The name is instantly familiar. N.P. Pelphrey, N.P. Pelphrey … Where have I heard it? It was recently, I know that much. An image of me sitting on Dad and Marianne’s bed appears in my mind. That’s right, they were out and I was in their room because …

Oh, no.

N.P. Pelphrey. In the search results on my phone.

There is nothing this can mean apart from the worst thing.

I try to breathe, but the air in my mouth and throat feels like a solid chunk of something too hard to inhale.

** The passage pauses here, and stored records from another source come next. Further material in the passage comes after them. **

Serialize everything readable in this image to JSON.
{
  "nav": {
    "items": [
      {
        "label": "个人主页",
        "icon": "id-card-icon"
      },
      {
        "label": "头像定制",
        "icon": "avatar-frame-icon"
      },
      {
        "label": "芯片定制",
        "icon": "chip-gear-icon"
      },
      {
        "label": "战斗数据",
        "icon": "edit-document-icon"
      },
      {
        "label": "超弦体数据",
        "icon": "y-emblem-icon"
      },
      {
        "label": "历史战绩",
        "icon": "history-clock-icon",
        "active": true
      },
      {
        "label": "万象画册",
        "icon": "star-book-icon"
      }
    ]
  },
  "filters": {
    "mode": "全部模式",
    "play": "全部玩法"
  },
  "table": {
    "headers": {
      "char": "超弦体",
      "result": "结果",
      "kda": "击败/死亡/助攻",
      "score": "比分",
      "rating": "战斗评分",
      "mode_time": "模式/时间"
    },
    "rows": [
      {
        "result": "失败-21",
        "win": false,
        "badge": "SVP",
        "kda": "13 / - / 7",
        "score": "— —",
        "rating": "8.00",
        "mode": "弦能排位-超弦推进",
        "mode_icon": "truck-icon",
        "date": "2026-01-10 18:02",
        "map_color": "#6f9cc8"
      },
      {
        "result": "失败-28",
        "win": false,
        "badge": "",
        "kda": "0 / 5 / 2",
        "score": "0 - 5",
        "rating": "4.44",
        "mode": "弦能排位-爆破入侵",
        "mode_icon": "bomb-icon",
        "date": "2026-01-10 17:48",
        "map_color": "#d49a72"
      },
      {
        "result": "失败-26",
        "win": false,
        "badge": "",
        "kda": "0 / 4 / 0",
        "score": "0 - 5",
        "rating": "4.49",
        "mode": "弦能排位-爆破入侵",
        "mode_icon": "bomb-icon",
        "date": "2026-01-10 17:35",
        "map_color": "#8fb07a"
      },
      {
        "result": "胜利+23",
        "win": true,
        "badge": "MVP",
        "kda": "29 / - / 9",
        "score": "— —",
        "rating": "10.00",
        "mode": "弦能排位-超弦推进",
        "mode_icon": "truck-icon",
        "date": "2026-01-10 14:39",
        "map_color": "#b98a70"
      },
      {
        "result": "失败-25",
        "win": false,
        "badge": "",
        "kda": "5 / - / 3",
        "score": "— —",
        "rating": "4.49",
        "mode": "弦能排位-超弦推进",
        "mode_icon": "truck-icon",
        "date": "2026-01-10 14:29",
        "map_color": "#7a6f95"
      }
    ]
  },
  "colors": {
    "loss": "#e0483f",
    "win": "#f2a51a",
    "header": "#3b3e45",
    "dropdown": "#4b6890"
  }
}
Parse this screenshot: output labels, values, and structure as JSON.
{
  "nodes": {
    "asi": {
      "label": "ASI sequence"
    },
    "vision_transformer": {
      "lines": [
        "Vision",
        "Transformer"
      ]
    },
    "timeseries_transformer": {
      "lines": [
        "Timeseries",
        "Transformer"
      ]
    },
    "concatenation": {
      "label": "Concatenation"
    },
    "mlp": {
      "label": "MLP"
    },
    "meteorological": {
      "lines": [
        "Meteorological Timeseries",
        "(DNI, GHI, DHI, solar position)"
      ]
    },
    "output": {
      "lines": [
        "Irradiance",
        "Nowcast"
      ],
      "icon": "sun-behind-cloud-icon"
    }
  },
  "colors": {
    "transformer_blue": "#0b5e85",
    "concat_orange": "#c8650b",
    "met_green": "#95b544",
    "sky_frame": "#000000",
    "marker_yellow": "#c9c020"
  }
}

‘Norman Pelphrey told me what you asked him to do,’ Marianne says. ‘Did you think you just happened to fail?’ Her emphasis advertises her contempt for all things that occur by chance, that are not orchestrated by her.

Yes, that’s exactly what I thought. I made a request and a man – N.P. Pelphrey – told me to forget it, in a tone that was blunt-verging-on-rude. I decided his response was typical of the rudeness of a lot of people these days – not noteworthy at all.

And then, all the others …

I wonder how much danger I’m in, and what kind of danger, now that Marianne knows what I did. Tried to do.

She smiles. This is the bit she’s been looking forward to most: forcing me to watch her savouring the full extent of my failure.

‘That’s why everything had to go.’ She nods in the direction of the empty room, then moves towards me and pulls me into a hug that stinks of the only perfume she ever wears, a peppery, leathery vanilla smell that I’ve come to loathe.

My body is rigid, fossilised in her arms. ‘Don’t worry,’ she says.

‘I’m not angry. In your shoes, I’d have done the same. ’

Except you’d have found a way to succeed.

‘Like mother, like daughter, eh?’ she whispers next to my ear, and it occurs to me that what I need is for her to die. I want to make that happen.

I want it more than I’ve ever wanted anything.